My two brothers made a chair of their arms and carried her out to the car and took her to Dukes. She was in intensive care for almost a week and then transferred to Memorial Hospital in Indy. They told us she had a blood clot on the brain and was dying and needed surgery immediately; of course it was risky and she stood a chance of dying during the surgery.
My father and the three of us told them to go ahead. All went well and she did remarkably well.
We had been staying with friends in Indy and the day she got out of the hospital, we decided to stay in Indy for a couples of days, just to be close in case she had a set back. When we went to bed that night we knew we would wake up to snow, but boy did we wake up to snow. So, my parents, my brothers and their wives and myself were stuck in Indy about three days longer than we had planned.
Our families were here in Peru with other family members and we were there. But we had our beloved mother with us. Mom and Dad are both gone now, but my brothers and I and our families will never forget the blizzard of 1978 and the beginning of a horrid New Year but how we also drew together as a family and found love and strength from each other.

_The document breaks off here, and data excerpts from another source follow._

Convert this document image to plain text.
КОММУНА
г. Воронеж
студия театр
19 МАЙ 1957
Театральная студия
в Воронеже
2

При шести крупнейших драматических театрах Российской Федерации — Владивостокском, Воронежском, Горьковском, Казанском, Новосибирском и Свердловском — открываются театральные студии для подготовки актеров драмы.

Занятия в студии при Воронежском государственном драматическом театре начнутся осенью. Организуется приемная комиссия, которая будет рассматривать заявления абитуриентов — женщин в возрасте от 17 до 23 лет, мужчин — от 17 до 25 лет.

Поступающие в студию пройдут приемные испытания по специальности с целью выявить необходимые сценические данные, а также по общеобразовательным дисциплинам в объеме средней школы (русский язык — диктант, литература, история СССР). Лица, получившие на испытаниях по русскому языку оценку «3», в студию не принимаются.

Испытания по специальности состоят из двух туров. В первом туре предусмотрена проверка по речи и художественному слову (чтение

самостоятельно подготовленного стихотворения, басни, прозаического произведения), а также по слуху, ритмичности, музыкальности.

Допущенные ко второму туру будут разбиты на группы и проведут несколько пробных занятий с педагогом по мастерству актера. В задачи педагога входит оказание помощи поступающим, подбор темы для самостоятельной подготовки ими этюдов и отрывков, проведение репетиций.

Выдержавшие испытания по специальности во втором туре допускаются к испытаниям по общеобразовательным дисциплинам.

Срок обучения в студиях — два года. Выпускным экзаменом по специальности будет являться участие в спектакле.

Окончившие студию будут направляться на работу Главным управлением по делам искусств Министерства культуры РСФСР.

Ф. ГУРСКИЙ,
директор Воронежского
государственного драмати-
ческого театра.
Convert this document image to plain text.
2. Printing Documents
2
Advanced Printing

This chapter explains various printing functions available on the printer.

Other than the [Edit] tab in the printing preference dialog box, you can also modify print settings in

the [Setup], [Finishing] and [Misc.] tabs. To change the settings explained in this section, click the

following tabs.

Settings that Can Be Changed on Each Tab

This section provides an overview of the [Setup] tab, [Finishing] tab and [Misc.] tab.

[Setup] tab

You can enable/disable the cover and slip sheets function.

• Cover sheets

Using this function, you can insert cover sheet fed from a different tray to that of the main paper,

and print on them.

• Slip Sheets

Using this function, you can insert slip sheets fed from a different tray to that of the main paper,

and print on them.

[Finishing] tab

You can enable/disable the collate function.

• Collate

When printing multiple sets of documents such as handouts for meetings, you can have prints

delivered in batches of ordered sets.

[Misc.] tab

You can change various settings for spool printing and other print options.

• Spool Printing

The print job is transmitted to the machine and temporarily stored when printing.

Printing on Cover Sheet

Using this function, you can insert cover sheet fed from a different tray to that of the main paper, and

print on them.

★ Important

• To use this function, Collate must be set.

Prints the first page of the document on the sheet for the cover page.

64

That`s how my brothers and I remember the blizzard of 1978 and our wonderful parents.
- M. Helen Wilcox
I was nine months pregnant on the 22nd of January. On the 25th I was three days late. My dad worked for the Miami County Highway Department. He told me that there was 18-foot drifts, and about 12 to 15 inches of snow. People that needed to go to the hospital had to ride on snowmobiles and in Jeeps.
When my dad was pulling away to go to work at 1 a.m. on January 29th, my water busted. I had to call my brother to get his girlfriend's father to pick my mom and I up and we had to go pick up my grandma on East Third Street. When we were walking out to the car the snow was six or seven foot high.
Then we went to Dukes Memorial Hospital. And I had a baby boy 10 hours later and his name is Tyrone Travis Ray (now Tyrone Travis Woodhouse).